來人正是玄杳嵊宗主韓染。她見到與陽玨對峙的覺勤先是一愣,片刻之後朝著另一邊的摯啟投去了一個令他後背發涼的笑容。
韓染的到來同樣出乎摯啟的預料。他想著以如今丹塔在修行界的影響力,最先趕來的應該是他們才對。
尤其是凌煥寄魂新生,正是需要各種奇珍異寶恢復修為的時候,丹塔理應對寶藏的消息最為上心。
可如今丹塔之人不見蹤影,倒是向來行事謹慎的玄杳嵊以摯啟意料之外的速度趕了過來。再加上韓染臉上頗有深意的笑容,讓他不得不懷疑發生了什麽自己不知道的事。
“陽宮主好本事。社渚鎮出了寶藏你最先趕至,動輒就要對一位佛修喊打喊殺,看來是打算將溧水縣納入焚天宮地界,然後進軍建康府咯?”
韓染話中九轉,倒是與她之前火爆直接的脾氣大不相同。
“韓宗主來得也不晚。

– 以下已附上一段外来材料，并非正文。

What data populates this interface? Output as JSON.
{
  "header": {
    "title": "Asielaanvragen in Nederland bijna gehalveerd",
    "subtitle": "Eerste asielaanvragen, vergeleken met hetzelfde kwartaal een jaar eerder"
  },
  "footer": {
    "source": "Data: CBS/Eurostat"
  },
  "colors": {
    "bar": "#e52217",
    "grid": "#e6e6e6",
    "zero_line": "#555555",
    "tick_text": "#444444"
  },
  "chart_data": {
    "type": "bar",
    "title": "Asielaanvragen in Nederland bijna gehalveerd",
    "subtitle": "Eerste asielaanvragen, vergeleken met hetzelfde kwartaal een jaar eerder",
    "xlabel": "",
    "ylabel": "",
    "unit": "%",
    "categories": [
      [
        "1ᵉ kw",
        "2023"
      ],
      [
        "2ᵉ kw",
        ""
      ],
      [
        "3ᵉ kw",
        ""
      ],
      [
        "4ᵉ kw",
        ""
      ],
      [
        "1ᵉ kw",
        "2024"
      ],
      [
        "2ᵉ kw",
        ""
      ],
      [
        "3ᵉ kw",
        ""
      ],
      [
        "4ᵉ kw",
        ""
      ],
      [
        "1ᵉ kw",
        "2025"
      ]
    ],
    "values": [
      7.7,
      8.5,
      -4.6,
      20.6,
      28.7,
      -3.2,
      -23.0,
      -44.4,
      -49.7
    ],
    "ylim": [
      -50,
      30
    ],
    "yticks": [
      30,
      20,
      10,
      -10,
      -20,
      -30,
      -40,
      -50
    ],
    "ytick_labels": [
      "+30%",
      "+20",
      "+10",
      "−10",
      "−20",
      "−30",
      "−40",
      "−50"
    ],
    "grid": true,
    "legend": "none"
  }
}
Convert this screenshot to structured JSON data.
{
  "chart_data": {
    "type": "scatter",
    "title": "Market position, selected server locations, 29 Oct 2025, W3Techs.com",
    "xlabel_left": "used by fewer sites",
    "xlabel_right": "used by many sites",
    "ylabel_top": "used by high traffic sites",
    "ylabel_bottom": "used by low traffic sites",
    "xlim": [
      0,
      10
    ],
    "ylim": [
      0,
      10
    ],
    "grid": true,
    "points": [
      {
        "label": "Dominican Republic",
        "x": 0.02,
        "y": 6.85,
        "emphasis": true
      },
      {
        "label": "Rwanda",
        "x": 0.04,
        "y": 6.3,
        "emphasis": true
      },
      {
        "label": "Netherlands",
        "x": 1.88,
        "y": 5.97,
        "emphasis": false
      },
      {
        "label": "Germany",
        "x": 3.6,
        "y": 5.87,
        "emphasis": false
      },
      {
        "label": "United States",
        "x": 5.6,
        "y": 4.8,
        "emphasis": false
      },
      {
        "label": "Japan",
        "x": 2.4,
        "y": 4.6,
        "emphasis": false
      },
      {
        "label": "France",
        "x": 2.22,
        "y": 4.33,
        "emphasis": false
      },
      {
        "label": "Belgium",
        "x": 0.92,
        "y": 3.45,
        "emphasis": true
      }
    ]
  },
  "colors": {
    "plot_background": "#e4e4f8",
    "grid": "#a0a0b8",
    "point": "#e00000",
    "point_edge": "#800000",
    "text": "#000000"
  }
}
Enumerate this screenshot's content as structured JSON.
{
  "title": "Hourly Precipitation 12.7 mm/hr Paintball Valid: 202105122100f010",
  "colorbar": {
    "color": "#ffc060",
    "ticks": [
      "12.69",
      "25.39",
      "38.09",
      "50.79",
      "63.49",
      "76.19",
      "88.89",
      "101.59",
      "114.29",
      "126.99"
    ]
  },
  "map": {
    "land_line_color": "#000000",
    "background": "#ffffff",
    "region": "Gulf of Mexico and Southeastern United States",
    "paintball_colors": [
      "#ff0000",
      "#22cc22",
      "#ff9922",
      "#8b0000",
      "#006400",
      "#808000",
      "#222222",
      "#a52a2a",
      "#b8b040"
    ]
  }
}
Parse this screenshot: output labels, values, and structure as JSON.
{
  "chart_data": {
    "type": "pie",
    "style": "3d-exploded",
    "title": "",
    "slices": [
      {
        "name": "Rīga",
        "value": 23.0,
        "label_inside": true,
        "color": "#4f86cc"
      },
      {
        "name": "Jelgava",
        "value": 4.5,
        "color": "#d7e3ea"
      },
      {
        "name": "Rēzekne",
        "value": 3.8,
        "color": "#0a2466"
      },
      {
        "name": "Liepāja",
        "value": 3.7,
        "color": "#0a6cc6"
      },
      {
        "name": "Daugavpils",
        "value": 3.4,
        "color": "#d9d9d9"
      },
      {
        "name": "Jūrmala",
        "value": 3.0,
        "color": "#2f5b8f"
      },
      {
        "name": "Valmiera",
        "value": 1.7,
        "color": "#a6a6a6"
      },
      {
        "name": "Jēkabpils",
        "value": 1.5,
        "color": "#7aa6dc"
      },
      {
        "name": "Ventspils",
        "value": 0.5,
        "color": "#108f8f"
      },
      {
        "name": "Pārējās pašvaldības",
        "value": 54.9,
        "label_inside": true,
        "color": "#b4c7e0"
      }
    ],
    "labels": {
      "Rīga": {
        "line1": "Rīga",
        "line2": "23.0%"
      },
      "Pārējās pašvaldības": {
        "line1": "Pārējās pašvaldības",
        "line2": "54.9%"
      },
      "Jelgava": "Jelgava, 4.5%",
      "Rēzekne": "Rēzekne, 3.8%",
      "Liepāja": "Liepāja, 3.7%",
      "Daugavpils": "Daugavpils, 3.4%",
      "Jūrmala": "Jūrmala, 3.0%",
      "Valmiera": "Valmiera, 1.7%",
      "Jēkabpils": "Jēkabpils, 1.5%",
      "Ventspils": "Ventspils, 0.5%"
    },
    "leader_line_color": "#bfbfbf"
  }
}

”韓染的出現改變了場中局勢,讓陽玨不得不分心防備她。“同為道門中人,先聯手將這位佛修除去再做計較,韓宗主以為如何?”
“陽宮主好算計,你焚天宮有備而來,而玄杳嵊只有我一個人匆匆趕至。若是將他除掉之後你再過河拆橋,豈不是將寶藏拱手相送?”韓染毫不客氣的戳破了陽玨的算計。“我看和這位大師聯手將你除去更妥當些。”
“韓染!算起來我還是你的前輩,你竟敢這麽跟我說話?”陽玨怒極。
“前輩?”韓染笑了笑。“修行界何時以年紀論先後了?”
“你!”
韓染話中滿是譏諷,陽玨何時受過這種侮辱。可眼前的形勢不允許其肆意發泄,他憋悶得整個人都要燃燒起來。
韓染不忘火上澆油,對著陽玨一頓擠眉弄眼極盡嘲諷,絲毫沒有大派宗主的風度。可惜陽玨只是怒火攻心,還沒有到喪失理智的程度。
她見狀有些悻悻,突然看到在一旁無所事事的摯啟,對著他招了招手。